Choosing mechanical systems

Discussion in 'Automated Trading' started by prophet, Aug 17, 2003.

  1. the other idea, of multiple systems on one market, is mathematically sound,

    but what do you do in practice, when one system calls for a long and the other calls for a short?
     
    #11     Aug 17, 2003
  2. prophet

    prophet

    Although these systems were designed around observations I made while trading NQ, the methods might work on stocks.

    These systems require intraday level I trades and quotes to generate the indicators. I only have clean data for ES and NQ. I’ve tried esignal, Realtick and qcharts for end-of-day stock and Emini data but the data quality is not sufficient (low time resolution, missing ticks, out of order trades), and this impacts performance of my indicators. I’m not happy that my indicators are sensitive to data quality. If I could make them immune I’d do it. Currently I’m using real time logged IB data, which isn’t a final solution, but is clean enough after being processed properly.

    If I can obtain access to clean historical multi-market Level I tick data, I’ll test and optimize these systems for every market, and bring in inter-market indicators. I’ve found success with NQ <-> ES correlation based indicators, and obviously want to explore these further.
     
    #12     Aug 17, 2003
  3. prophet

    prophet

    I use trained and validated networks (neural nets, constrained least squares, etc.) to determine which subsystem signals to trade. It's a vast improvement over analyzing recent performance with fixed rules. Every system has a character (length of winning/losing streaks, trending nature, counter-trending nature), and a network can learn this character, like a discretionary trader would. Networks seem much better at forecasting semi-profitable system performance than trying to forecast market prices directly.
     
    #13     Aug 17, 2003
  4. Cool!

    Maybe you could tell us about some "methods used to choose systems". Sounds very very interesting.
     
    #14     Aug 17, 2003
  5. prophet

    prophet

    Yeah. I think good systems need to be “lateral” in design, as Perry Kaufman writes, having the ability to capture a range of market action, and thus the ability to generalize and adapt. This is in contrast to “vertical” systems that capture fewer types market action, are less likely to adapt, and have extra analysis, or excessive risk management to squeeze every bit of profit from a narrow range of patterns. Of course every system is a combination of both. I just try to make mine as lateral as possible, and like with an engine, make sure all cylinders are running.
     
    #15     Aug 17, 2003
  6. prophet

    prophet

    As much as I would love to discuss this stuff in an academic, collaborative way, I don’t want to reveal too many details. I’ve spent months developing these systems and methods, and want to insure I can profit from them, and not have others developing more powerful systems, combining their ideas and mine, and making great profits with nothing returned to me, and possibly moving the market against me. I don’t mean to sound selfish, but it’s often necessary for system traders to protect their ideas. I don’t mean to imply you aren’t trustworthy.

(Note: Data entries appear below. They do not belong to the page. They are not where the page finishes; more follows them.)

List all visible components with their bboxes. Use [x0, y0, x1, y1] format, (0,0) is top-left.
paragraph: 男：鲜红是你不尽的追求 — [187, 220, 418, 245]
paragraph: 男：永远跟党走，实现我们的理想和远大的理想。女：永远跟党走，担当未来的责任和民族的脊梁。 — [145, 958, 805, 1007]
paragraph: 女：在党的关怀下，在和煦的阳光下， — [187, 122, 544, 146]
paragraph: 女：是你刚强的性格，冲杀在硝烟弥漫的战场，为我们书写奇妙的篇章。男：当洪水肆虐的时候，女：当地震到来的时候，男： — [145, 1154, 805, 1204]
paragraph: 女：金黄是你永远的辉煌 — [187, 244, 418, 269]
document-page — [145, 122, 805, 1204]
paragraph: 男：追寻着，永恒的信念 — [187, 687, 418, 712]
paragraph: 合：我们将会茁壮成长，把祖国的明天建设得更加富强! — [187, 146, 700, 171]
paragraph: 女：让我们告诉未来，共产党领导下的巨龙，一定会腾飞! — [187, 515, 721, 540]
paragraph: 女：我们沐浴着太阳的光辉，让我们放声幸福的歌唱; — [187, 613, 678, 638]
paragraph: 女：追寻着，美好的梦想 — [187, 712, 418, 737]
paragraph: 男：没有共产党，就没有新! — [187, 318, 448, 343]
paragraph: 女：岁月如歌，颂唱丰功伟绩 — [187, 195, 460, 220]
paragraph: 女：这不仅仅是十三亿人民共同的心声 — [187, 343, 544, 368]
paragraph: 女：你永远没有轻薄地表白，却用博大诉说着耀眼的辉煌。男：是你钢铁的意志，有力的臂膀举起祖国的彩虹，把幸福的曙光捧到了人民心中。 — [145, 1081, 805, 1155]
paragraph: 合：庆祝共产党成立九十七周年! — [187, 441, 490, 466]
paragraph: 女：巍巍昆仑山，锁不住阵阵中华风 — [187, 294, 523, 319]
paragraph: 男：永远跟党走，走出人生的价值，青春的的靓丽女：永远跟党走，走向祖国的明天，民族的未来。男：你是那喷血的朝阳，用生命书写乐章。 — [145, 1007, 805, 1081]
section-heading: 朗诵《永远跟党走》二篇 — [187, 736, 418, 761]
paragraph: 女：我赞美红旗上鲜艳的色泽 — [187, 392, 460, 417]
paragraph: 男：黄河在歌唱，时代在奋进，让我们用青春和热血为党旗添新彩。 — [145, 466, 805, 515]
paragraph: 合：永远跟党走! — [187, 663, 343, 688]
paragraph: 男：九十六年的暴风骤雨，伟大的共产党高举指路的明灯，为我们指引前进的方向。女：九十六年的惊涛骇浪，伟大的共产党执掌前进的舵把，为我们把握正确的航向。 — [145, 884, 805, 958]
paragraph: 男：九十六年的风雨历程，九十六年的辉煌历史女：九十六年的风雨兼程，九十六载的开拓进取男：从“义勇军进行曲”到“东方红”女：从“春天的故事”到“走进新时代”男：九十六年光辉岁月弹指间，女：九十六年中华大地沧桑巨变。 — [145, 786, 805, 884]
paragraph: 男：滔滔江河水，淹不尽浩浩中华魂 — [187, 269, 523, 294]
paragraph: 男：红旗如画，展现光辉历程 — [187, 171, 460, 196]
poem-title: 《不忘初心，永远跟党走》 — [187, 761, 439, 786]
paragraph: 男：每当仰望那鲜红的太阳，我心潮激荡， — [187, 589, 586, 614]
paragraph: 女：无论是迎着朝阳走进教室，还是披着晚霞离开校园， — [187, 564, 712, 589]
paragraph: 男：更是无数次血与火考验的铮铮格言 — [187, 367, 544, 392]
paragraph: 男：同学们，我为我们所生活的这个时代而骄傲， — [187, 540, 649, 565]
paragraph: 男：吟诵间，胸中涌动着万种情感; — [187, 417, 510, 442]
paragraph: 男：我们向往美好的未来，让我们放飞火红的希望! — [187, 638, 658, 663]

    We can still discuss general concepts.
     
    #16     Aug 17, 2003
  7. Some very nice ideas I must say I know not much about.

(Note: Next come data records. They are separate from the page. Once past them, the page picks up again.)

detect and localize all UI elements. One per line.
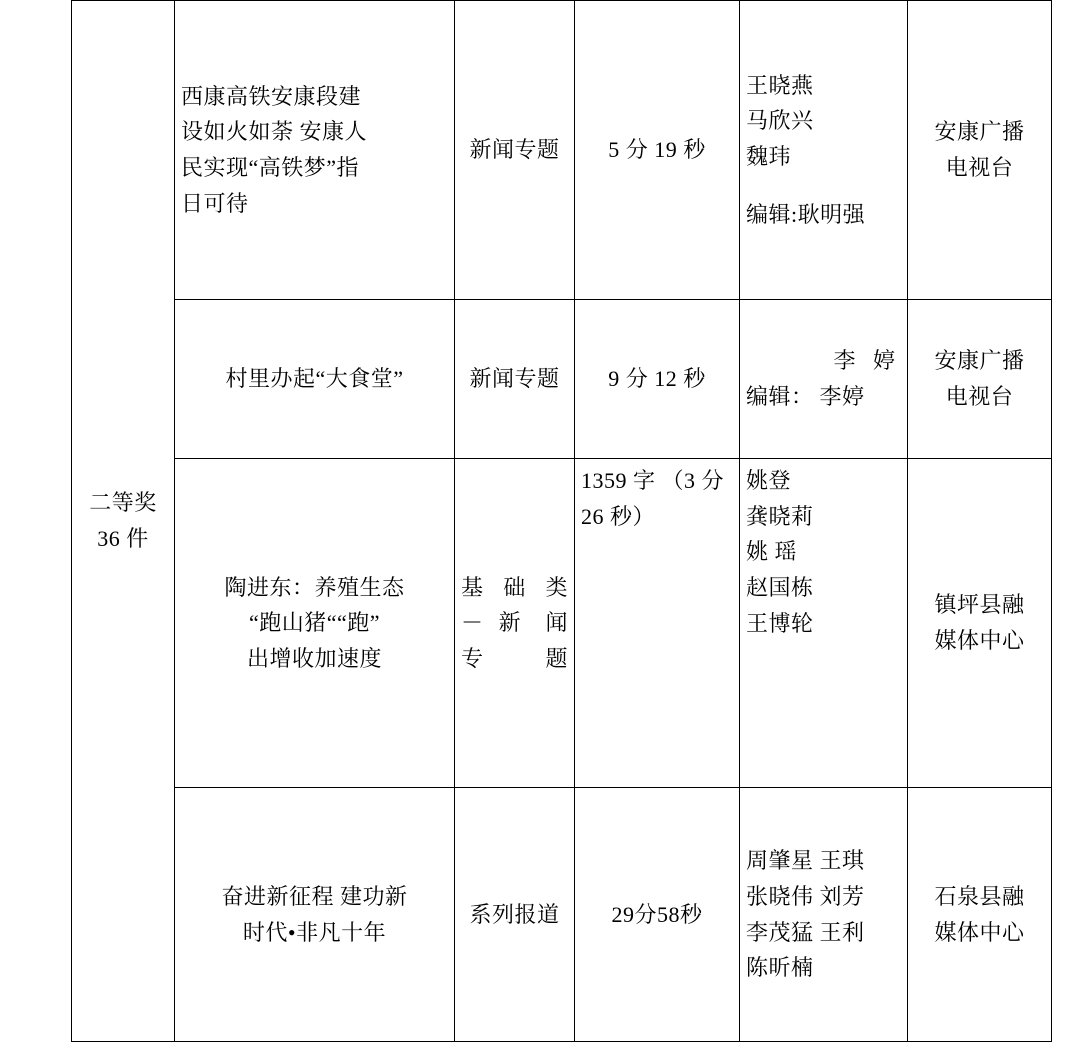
author-name: 龚晓莉	[746, 503, 814, 529]
work-authors-cell	[740, 788, 908, 1042]
submitting-unit-cell	[908, 459, 1052, 788]
unit-line: 石泉县融	[934, 883, 1025, 909]
title-line: 设如火如荼 安康人	[181, 119, 368, 145]
genre-line: － 新 闻	[461, 610, 568, 636]
work-length-cell: 5 分 19 秒	[575, 1, 740, 300]
title-line: 民实现“高铁梦”指	[181, 155, 360, 180]
unit-line: 媒体中心	[934, 919, 1025, 945]
author-name: 王晓燕	[746, 72, 814, 98]
title-line: 奋进新征程 建功新	[221, 883, 408, 909]
author-name: 周肇星 王琪	[746, 848, 865, 874]
work-authors-cell	[740, 1, 908, 300]
work-authors-cell	[740, 459, 908, 788]
author-name: 赵国栋	[746, 574, 814, 600]
author-name: 姚登	[746, 468, 792, 493]
award-group-name: 二等奖	[89, 490, 157, 516]
unit-line: 电视台	[945, 155, 1014, 180]
genre-line: 基 础 类	[461, 574, 568, 600]
work-title-cell	[175, 788, 455, 1042]
title-line: 时代•非凡十年	[242, 919, 387, 945]
author-name: 张晓伟 刘芳	[746, 883, 865, 909]
author-name: 陈昕楠	[746, 955, 814, 981]
submitting-unit-cell	[908, 788, 1052, 1042]
editor-name: 编辑： 李婷	[746, 384, 865, 409]
title-line: 出增收加速度	[246, 645, 382, 671]
unit-line: 安康广播	[934, 348, 1025, 374]
award-group-count: 36 件	[97, 526, 149, 551]
author-name: 李 婷	[833, 348, 901, 374]
title-line: “跑山猪““跑”	[248, 610, 381, 636]
table-row	[72, 300, 1052, 459]
author-name: 王博轮	[746, 610, 814, 636]
work-genre-cell: 新闻专题	[455, 300, 575, 459]
work-length-cell: 1359 字 （3 分 26 秒）	[575, 459, 740, 788]
unit-line: 镇坪县融	[934, 592, 1025, 618]
work-genre-cell	[455, 459, 575, 788]
work-title-cell	[175, 459, 455, 788]
editor-name: 编辑:耿明强	[746, 201, 866, 227]
author-name: 姚 瑶	[746, 539, 798, 565]
table-row	[72, 459, 1052, 788]
title-line: 西康高铁安康段建	[181, 83, 362, 109]
title-line: 陶进东：养殖生态	[224, 574, 405, 600]
work-genre-cell: 新闻专题	[455, 1, 575, 300]
awards-table	[71, 0, 1052, 1042]
work-length-cell: 29分58秒	[575, 788, 740, 1042]
award-group-cell	[72, 1, 175, 1042]
author-name: 马欣兴	[746, 108, 814, 134]
work-length-cell: 9 分 12 秒	[575, 300, 740, 459]
unit-line: 媒体中心	[934, 628, 1025, 653]
work-title-cell: 村里办起“大食堂”	[175, 300, 455, 459]
submitting-unit-cell	[908, 1, 1052, 300]
table-row	[72, 1, 1052, 300]
unit-line: 安康广播	[934, 119, 1025, 145]
author-name: 魏玮	[746, 144, 792, 169]
work-authors-cell	[740, 300, 908, 459]
work-genre-cell: 系列报道	[455, 788, 575, 1042]
genre-line: 专题	[461, 645, 568, 671]
title-line: 日可待	[181, 190, 249, 216]
submitting-unit-cell	[908, 300, 1052, 459]
table-row	[72, 788, 1052, 1042]
work-title-cell	[175, 1, 455, 300]
unit-line: 电视台	[945, 384, 1014, 409]
author-name: 李茂猛 王利	[746, 919, 865, 945]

    But what you described above is called a bad system.

    Also, by "system" I see we might be talking about very different animals. The "system" I am talking about cannot adapt to jack shit. It is more like an ambush, it sits around and waits for a certain setup, using very simple rules. After entry, if the price action is not immediately favorable, fitting the "winners profile", it exits. Otherwise it makes money. The only drawback is that it is mostly out of the market. Some might say that's not a drawback.
     
    #17     Aug 17, 2003
  8. Not asking for your trading method. Just wanted to learn about mathematical ways to choose which system to trade.

    p.s. Unless you have a few billion you can't move the market.
     
    #18     Aug 17, 2003
  9. 1st system:

    Low Sharpe... wouldn't trade it. These kinds of system is more vulnerable to the changing markets that there are higher risk of the system deteriorating (I've statistically tested it so I'm talking from experience).

    2nd and 3rd system:

    More preferable. The frequency is low but I'll trade those.

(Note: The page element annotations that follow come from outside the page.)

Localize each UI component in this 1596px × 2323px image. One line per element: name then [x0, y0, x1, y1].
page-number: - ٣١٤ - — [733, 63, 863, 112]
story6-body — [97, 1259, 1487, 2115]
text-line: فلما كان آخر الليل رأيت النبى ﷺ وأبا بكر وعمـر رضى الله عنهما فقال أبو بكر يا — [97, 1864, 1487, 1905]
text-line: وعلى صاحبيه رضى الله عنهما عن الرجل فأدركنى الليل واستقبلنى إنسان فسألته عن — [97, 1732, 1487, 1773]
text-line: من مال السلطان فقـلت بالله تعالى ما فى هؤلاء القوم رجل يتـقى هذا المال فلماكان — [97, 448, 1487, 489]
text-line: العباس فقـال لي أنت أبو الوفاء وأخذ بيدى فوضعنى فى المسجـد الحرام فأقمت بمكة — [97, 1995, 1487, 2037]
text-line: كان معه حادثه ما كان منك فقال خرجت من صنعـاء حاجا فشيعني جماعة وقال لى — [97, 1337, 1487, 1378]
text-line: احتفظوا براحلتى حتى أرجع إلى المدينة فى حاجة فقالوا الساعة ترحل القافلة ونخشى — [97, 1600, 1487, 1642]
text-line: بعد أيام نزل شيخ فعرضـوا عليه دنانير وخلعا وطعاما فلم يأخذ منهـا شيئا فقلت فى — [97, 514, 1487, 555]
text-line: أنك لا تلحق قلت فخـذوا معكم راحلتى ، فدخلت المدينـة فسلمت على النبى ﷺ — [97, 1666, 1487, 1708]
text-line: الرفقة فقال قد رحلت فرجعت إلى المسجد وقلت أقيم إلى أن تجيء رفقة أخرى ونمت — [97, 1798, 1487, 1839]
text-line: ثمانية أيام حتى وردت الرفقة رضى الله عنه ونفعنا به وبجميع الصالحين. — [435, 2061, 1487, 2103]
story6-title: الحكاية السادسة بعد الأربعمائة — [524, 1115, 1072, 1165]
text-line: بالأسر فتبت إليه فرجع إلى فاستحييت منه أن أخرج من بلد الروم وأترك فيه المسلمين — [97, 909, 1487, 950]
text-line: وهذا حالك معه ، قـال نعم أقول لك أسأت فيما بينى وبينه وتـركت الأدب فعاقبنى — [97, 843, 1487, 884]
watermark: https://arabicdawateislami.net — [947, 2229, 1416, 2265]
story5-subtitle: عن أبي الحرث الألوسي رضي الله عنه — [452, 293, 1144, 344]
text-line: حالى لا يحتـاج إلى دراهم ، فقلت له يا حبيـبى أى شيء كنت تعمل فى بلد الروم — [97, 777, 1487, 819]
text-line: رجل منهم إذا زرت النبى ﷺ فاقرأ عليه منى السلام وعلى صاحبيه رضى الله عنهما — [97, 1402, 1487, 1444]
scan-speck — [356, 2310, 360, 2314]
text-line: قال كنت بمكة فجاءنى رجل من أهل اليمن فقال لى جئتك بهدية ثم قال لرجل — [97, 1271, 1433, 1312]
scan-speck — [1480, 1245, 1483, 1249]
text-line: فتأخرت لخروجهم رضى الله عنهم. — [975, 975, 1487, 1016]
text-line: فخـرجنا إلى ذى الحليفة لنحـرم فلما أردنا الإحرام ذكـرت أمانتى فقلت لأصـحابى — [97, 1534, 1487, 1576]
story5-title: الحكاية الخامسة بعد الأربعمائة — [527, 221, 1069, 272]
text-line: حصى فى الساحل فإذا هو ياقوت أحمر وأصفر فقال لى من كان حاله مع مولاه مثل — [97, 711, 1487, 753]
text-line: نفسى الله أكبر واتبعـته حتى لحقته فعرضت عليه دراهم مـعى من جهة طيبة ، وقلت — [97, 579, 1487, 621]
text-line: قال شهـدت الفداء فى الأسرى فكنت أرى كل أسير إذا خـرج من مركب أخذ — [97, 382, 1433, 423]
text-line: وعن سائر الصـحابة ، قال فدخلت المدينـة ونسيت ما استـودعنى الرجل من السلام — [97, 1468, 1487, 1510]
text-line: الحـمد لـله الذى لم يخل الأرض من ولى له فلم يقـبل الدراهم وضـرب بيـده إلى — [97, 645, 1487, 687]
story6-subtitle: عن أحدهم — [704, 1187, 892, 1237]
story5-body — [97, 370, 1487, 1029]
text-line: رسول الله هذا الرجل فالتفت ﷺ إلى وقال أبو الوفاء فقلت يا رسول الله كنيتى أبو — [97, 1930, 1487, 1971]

    Using discretion? No... what's the point of having a system. I'd rather have a separate account, one of system and one of discretion. Unless you lack in discipline that you need secondary source of rules to tell you what not to do.

    Do them all. Do them all and put it in other markets.

    Finally, the data is too short to analyze that the system is good.
     
    #19     Aug 17, 2003
  10. prophet

    prophet

    Sure, no problem.

    I have a colleague with access to about $200M to trade futures trading systems like this, provided I improve the return/risk characteristics and establish a longer track record (simulated and traded). I believe these systems have a liquidity advantage as they can predict and trade fairly long term, large price moves.

    I’m not sure how much capital you'd need to trade to affect these systems. It depends on the situation, and how aggressively one trades the signals. Also the buy/sell pressure might mess with my indicators even if price doesn't move too much. I don’t know the answer, and it may not matter right now.